Paul Fronstin, a researcher at the Employee Benefit Research Institute in Washington, said the most important thing to look at is the percentage change--the ranks of the uninsured grew from 15.2 percent of the population in 2002 to 15.6 percent in 2003--because the actual numbers are driven by population growth. It is possible that all 1.4 million people who joined the uninsured in 2003 were due to population growth--but that is not the case.

That 0.4 percent, Fronstin said, represents a rate of increase "a little slower than in 2001-2002 ... but not much different than in the past.

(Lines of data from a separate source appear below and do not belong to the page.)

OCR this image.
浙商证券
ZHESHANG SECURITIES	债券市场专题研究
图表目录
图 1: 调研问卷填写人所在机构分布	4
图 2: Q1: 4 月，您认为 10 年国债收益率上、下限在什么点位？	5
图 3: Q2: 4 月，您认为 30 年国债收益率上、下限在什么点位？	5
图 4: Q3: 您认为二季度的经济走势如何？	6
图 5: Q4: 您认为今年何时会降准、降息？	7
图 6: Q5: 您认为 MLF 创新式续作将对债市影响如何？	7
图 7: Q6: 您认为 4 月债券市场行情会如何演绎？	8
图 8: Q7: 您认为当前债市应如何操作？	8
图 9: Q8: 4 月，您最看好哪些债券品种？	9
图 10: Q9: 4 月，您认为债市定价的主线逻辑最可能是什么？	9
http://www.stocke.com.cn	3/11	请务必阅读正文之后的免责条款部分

We've been seeing a half-percent increase--give or take--on a year-to- year basis," he noted.

Daniel Weinberg, the Census Bureau's chief of Housing and Household Economic Statistics, told reporters in releasing the numbers the uninsured rate from 1987 to 1998 either stayed the same or went up, peaking at 16.3 percent in 1998. After that, the rate dropped two years in a row and then bottomed out at 14.2 percent in 2000. Since then, it has been moving up again.

An e-mail from Karen Davis, president of the Commonwealth Fund, pointed out the increase in uninsured is mostly among adults and "the vast majority work," she said. "The numbers of uninsured workers increased from 25.7 million to 26.6 million from 2002 to 2003--an increase of close to 1 million uninsured working Americans," she added.

The employment factor hits at the crux of the statistics. People lost jobs in a struggling 2003 economic recovery and therefore lost health insurance. "If they found a new job, it probably didn't come with insurance or it came with insurance and maybe it cost too much to buy in to," Fronstin suggested. There also has been a move away from manufacturing jobs--historically good benefit providers--and fewer smaller companies offered employees health benefits in 2003.

Jared Bernstein of the Economic Policy Institute in Washington said, in response to a question during a briefing on the numbers, "a jobless recovery is all over these results." He said the weak labor market is a factor--and a public safety net that increasingly relies on work--along with problems in job quality, which affects benefits such as insurance.

Weinberg said the rates are "mostly explained by the decline in coverage from employment-based plans, partially offset by increases in government coverage."

Employment-based health coverage fell by 0.9 percent, while participation in Medicare and Medicaid increased by the same amount. The number of poor children added to Medicaid was the chief part of that program's 0.7 percent growth.

It also is important to understand why people are uninsured. Are people- -unemployed or working--too poor to afford coverage or, as the National Center for Policy Analysis (NCPA) in Dallas contends, do some--perhaps the younger and healthier--simply choose not to spend their money on insurance?